It is not known if Lunataspis ever came up on land to mate and bury its eggs, as horseshoe crabs do today.
But the setting in which the fossils were discovered suggests that the ancient creatures' environment and way of life were similar to those of its modern relatives, Rudkin said.
"The rocks [at the fossil locations] show evidence of being formed from sediments deposited in shallow water along the shorelines of extensive inland seas," he said.
Lunataspis shared those waters with sea scorpions, trilobites, and other long-extinct marine organisms.
The 1.5-inch-long (3.8-centimeter-long) fossils are much smaller than modern horseshoe crabs, but scientists don't know if this is because the ancient species was diminutive or if the remains are those of young individuals.
A paper describing the new fossils appears in the current edition of the journal Palaeontology.
At first, Rudkin said, the fossil hunters were unsure what they had discovered.
"We didn't seriously consider the possibility of a true horseshoe crab affinity until we discovered more-or-less complete specimens at two separate locations," he said.
Horseshoe crab fossils are uncommon, Rudkin noted, because the animals' flexible shells are made of an organic compound called chitin that usually degrades before fossils can be formed.
Derek Briggs of Yale University in New Haven, Connecticut, called the fossils "a remarkable discovery."
"The new horseshoe crab [comes from] a setting where evidence of tissues that normally decay was preserved," he said.

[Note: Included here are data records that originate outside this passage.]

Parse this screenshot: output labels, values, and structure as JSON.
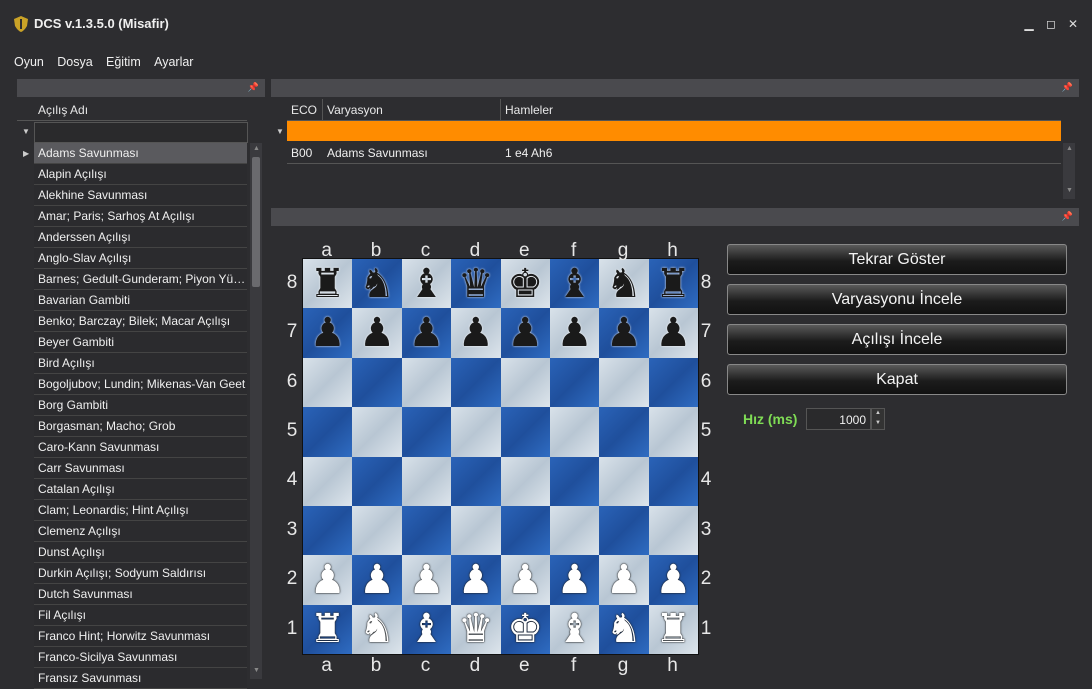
{
  "window": {
    "title": "DCS v.1.3.5.0 (Misafir)",
    "min": "▁",
    "max": "◻",
    "close": "✕"
  },
  "menu": [
    "Oyun",
    "Dosya",
    "Eğitim",
    "Ayarlar"
  ],
  "openings": {
    "header": "Açılış Adı",
    "items": [
      "Adams Savunması",
      "Alapin Açılışı",
      "Alekhine Savunması",
      "Amar; Paris; Sarhoş At Açılışı",
      "Anderssen Açılışı",
      "Anglo-Slav Açılışı",
      "Barnes; Gedult-Gunderam; Piyon Yürüyüşü",
      "Bavarian Gambiti",
      "Benko; Barczay; Bilek; Macar Açılışı",
      "Beyer Gambiti",
      "Bird Açılışı",
      "Bogoljubov; Lundin; Mikenas-Van Geet",
      "Borg Gambiti",
      "Borgasman; Macho; Grob",
      "Caro-Kann Savunması",
      "Carr Savunması",
      "Catalan Açılışı",
      "Clam; Leonardis; Hint Açılışı",
      "Clemenz Açılışı",
      "Dunst Açılışı",
      "Durkin Açılışı; Sodyum Saldırısı",
      "Dutch Savunması",
      "Fil Açılışı",
      "Franco Hint; Horwitz Savunması",
      "Franco-Sicilya Savunması",
      "Fransız Savunması"
    ]
  },
  "variations": {
    "headers": {
      "eco": "ECO",
      "name": "Varyasyon",
      "moves": "Hamleler"
    },
    "rows": [
      {
        "eco": "B00",
        "name": "Adams Savunması",
        "moves": "1 e4 Ah6"
      }
    ]
  },
  "board": {
    "files": [
      "a",
      "b",
      "c",
      "d",
      "e",
      "f",
      "g",
      "h"
    ],
    "ranks": [
      "8",
      "7",
      "6",
      "5",
      "4",
      "3",
      "2",
      "1"
    ],
    "position": [
      [
        "br",
        "bn",
        "bb",
        "bq",
        "bk",
        "bb",
        "bn",
        "br"
      ],
      [
        "bp",
        "bp",
        "bp",
        "bp",
        "bp",
        "bp",
        "bp",
        "bp"
      ],
      [
        "",
        "",
        "",
        "",
        "",
        "",
        "",
        ""
      ],
      [
        "",
        "",
        "",
        "",
        "",
        "",
        "",
        ""
      ],
      [
        "",
        "",
        "",
        "",
        "",
        "",
        "",
        ""
      ],
      [
        "",
        "",
        "",
        "",
        "",
        "",
        "",
        ""
      ],
      [
        "wp",
        "wp",
        "wp",
        "wp",
        "wp",
        "wp",
        "wp",
        "wp"
      ],
      [
        "wr",
        "wn",
        "wb",
        "wq",
        "wk",
        "wb",
        "wn",
        "wr"
      ]
    ]
  },
  "controls": {
    "replay": "Tekrar Göster",
    "examine_variation": "Varyasyonu İncele",
    "examine_opening": "Açılışı İncele",
    "close": "Kapat",
    "speed_label": "Hız (ms)",
    "speed_value": "1000"
  }
}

"Examples of such exceptional preservation from rocks of this age are rare. They provide important windows on the life of the past."
The reasons why horseshoe crabs have remained largely unchanged for so long are far from clear, Rudkin said.
The answer may be that the creatures are well adapted to their environment, and their environment has persisted.
Even as the continents and oceans have shifted and ice ages have come and gone, shallow coastal marine habitats have always been present.
Or horseshoe crabs may be subject to genetic and developmental constraints that tend to lock certain physical characteristics into place.
"It's a fortuitous blend of evolutionary and ecological factors that permits long-term survivorship of certain body plans," Rudkin said.
"I hasten to point out [though] that similarity in external appearance doesn't equate to an absence of evolution," he noted.
"[The horseshoe crab of today] is most certainly not the same thing as Lunataspis."